The deadlift is one of the best and most challenging exercises to perform. It’s also great for showing off once you get proficient as it will likely be the exercise in which you can move the most weight. Don’t rush it, get your form right and allow your core and spinal musculature to adapt before throwing on the plates.
?Conventional Deadlift –
1️⃣ Here the bar starts just in front of our shins with legs close together. Arms grip the bar outside of the legs and hips push back.
2️⃣ Brace your core and pull the bar towards your shins as you pull the bar up until you feel the full weight on the bar.
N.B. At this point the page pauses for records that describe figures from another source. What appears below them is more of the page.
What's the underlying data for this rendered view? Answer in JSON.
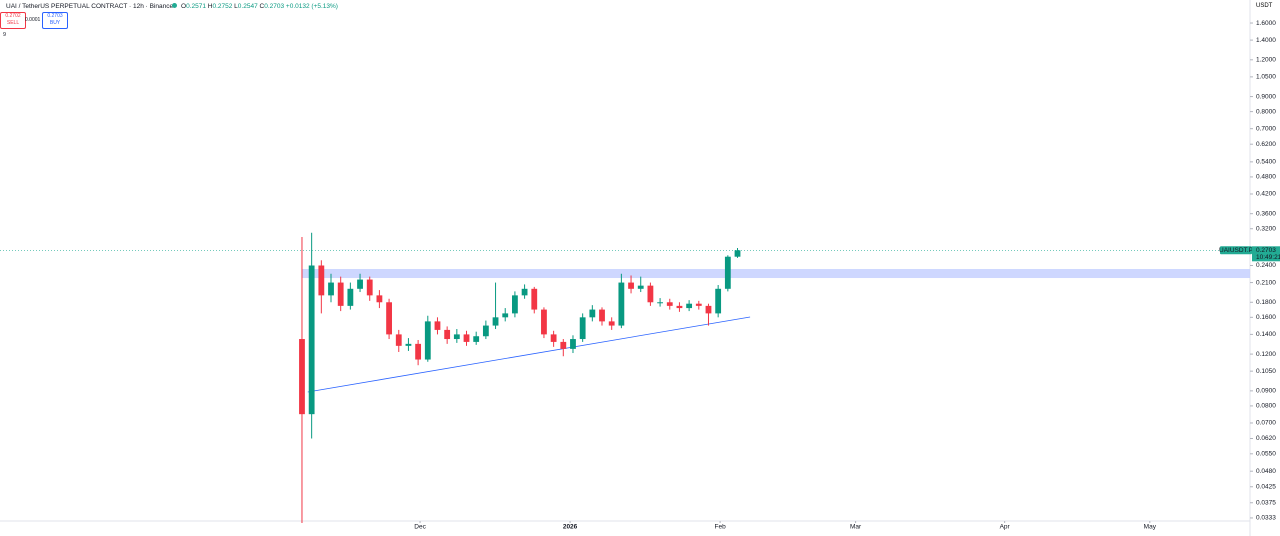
{
  "header": {
    "title": "UAI / TetherUS PERPETUAL CONTRACT · 12h · Binance",
    "ohlc": [
      {
        "label": "O",
        "value": "0.2571"
      },
      {
        "label": "H",
        "value": "0.2752"
      },
      {
        "label": "L",
        "value": "0.2547"
      },
      {
        "label": "C",
        "value": "0.2703"
      }
    ],
    "change": "+0.0132 (+5.13%)",
    "sell_price": "0.2702",
    "sell_label": "SELL",
    "spread": "0.0001",
    "buy_price": "0.2703",
    "buy_label": "BUY",
    "indicator": "9",
    "currency": "USDT"
  },
  "chart_data": {
    "type": "candlestick",
    "log_scale": true,
    "grid": false,
    "up_color": "#089981",
    "down_color": "#f23645",
    "x": [
      0,
      2,
      4,
      6,
      8,
      10,
      12,
      14,
      16,
      18,
      20,
      22,
      24,
      26,
      28,
      30,
      32,
      34,
      36,
      38,
      40,
      42,
      44,
      46,
      48,
      50,
      52,
      54,
      56,
      58,
      60,
      62,
      64,
      66,
      68,
      70,
      72,
      74,
      76,
      78,
      80,
      82,
      84,
      86,
      88,
      90
    ],
    "open": [
      0.135,
      0.075,
      0.24,
      0.19,
      0.21,
      0.175,
      0.2,
      0.215,
      0.19,
      0.18,
      0.14,
      0.128,
      0.13,
      0.115,
      0.155,
      0.145,
      0.135,
      0.14,
      0.132,
      0.138,
      0.15,
      0.16,
      0.165,
      0.19,
      0.2,
      0.17,
      0.14,
      0.132,
      0.125,
      0.135,
      0.16,
      0.17,
      0.155,
      0.15,
      0.21,
      0.2,
      0.205,
      0.18,
      0.18,
      0.175,
      0.172,
      0.178,
      0.175,
      0.165,
      0.2,
      0.2571
    ],
    "high": [
      0.3,
      0.31,
      0.25,
      0.225,
      0.22,
      0.21,
      0.225,
      0.22,
      0.198,
      0.185,
      0.145,
      0.136,
      0.134,
      0.162,
      0.16,
      0.149,
      0.146,
      0.144,
      0.143,
      0.156,
      0.21,
      0.172,
      0.196,
      0.207,
      0.203,
      0.173,
      0.144,
      0.135,
      0.139,
      0.165,
      0.176,
      0.173,
      0.16,
      0.225,
      0.222,
      0.22,
      0.21,
      0.186,
      0.185,
      0.18,
      0.183,
      0.182,
      0.178,
      0.206,
      0.26,
      0.2752
    ],
    "low": [
      0.032,
      0.062,
      0.165,
      0.18,
      0.168,
      0.17,
      0.195,
      0.182,
      0.172,
      0.135,
      0.122,
      0.123,
      0.11,
      0.113,
      0.14,
      0.13,
      0.131,
      0.128,
      0.129,
      0.135,
      0.146,
      0.155,
      0.16,
      0.185,
      0.165,
      0.136,
      0.127,
      0.118,
      0.121,
      0.132,
      0.155,
      0.15,
      0.145,
      0.147,
      0.193,
      0.195,
      0.175,
      0.174,
      0.17,
      0.167,
      0.168,
      0.17,
      0.15,
      0.16,
      0.196,
      0.2547
    ],
    "close": [
      0.075,
      0.24,
      0.19,
      0.21,
      0.175,
      0.2,
      0.215,
      0.19,
      0.18,
      0.14,
      0.128,
      0.13,
      0.115,
      0.155,
      0.145,
      0.135,
      0.14,
      0.132,
      0.138,
      0.15,
      0.16,
      0.165,
      0.19,
      0.2,
      0.17,
      0.14,
      0.132,
      0.125,
      0.135,
      0.16,
      0.17,
      0.155,
      0.15,
      0.21,
      0.2,
      0.205,
      0.18,
      0.18,
      0.175,
      0.172,
      0.178,
      0.175,
      0.165,
      0.2,
      0.2571,
      0.2703
    ],
    "zone": {
      "color": "#c5d0ff",
      "values": [
        0.2176,
        0.2335
      ]
    },
    "trendline": {
      "color": "#2962ff",
      "x": [
        1.2,
        92.6
      ],
      "values": [
        0.0892,
        0.1604
      ]
    },
    "symbol_label": "UAIUSDT.P",
    "countdown": "10:49:21",
    "label_color": "#22ab94",
    "xlim": [
      -62.4,
      195.9
    ],
    "ylim": [
      0.0303,
      1.916
    ],
    "xticks": [
      {
        "value": 24.4,
        "label": "Dec"
      },
      {
        "value": 55.4,
        "label": "2026"
      },
      {
        "value": 86.4,
        "label": "Feb"
      },
      {
        "value": 114.4,
        "label": "Mar"
      },
      {
        "value": 145.2,
        "label": "Apr"
      },
      {
        "value": 175.2,
        "label": "May"
      }
    ],
    "yticks": [
      {
        "value": 1.6,
        "label": "1.6000"
      },
      {
        "value": 1.4,
        "label": "1.4000"
      },
      {
        "value": 1.2,
        "label": "1.2000"
      },
      {
        "value": 1.05,
        "label": "1.0500"
      },
      {
        "value": 0.9,
        "label": "0.9000"
      },
      {
        "value": 0.8,
        "label": "0.8000"
      },
      {
        "value": 0.7,
        "label": "0.7000"
      },
      {
        "value": 0.62,
        "label": "0.6200"
      },
      {
        "value": 0.54,
        "label": "0.5400"
      },
      {
        "value": 0.48,
        "label": "0.4800"
      },
      {
        "value": 0.42,
        "label": "0.4200"
      },
      {
        "value": 0.36,
        "label": "0.3600"
      },
      {
        "value": 0.32,
        "label": "0.3200"
      },
      {
        "value": 0.24,
        "label": "0.2400"
      },
      {
        "value": 0.21,
        "label": "0.2100"
      },
      {
        "value": 0.18,
        "label": "0.1800"
      },
      {
        "value": 0.16,
        "label": "0.1600"
      },
      {
        "value": 0.14,
        "label": "0.1400"
      },
      {
        "value": 0.12,
        "label": "0.1200"
      },
      {
        "value": 0.105,
        "label": "0.1050"
      },
      {
        "value": 0.09,
        "label": "0.0900"
      },
      {
        "value": 0.08,
        "label": "0.0800"
      },
      {
        "value": 0.07,
        "label": "0.0700"
      },
      {
        "value": 0.062,
        "label": "0.0620"
      },
      {
        "value": 0.055,
        "label": "0.0550"
      },
      {
        "value": 0.048,
        "label": "0.0480"
      },
      {
        "value": 0.0425,
        "label": "0.0425"
      },
      {
        "value": 0.0375,
        "label": "0.0375"
      },
      {
        "value": 0.0333,
        "label": "0.0333"
      }
    ]
  }
}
Then drop your hips just a bit to bring the bar off of the floor and push the floor away from you driving with the legs.
3️⃣ Pull your body upright and the barbell towards your hips as you squeeze your glutes to stand.
4️⃣ Try not to over-extend at the top, however, ensure you are fully straight at the hips. You can drop the weight if you have bumpers and a safe floor or remain braced and lower the weight to the floor.
1️⃣ Here the feet are placed wide and usually the toes point out a bit. The arms go in between the legs and grip the bar closer together. You will notice you start in a more upright position.
2️⃣ Take the slack out of the bar lifting to meet the full resistance of the weight. Now drive your chest up finishing by driving your hips forward as you push your feet into the floor.
3️⃣ Don’t let your spine bend forward and work on moving your chest and hips up at the same time.
?Romanian Deadlift –
1️⃣ Start with the same setup as the conventional deadlift.
2️⃣ This time, from the top, don’t drop the bar. Instead, keep your core braced and lower the bar slowly to a height below the knees before the plates touch the floor.
3️⃣ Drive back up to the top and repeat for reps. Each time controlling your descent and not allowing the plates to touch the ground.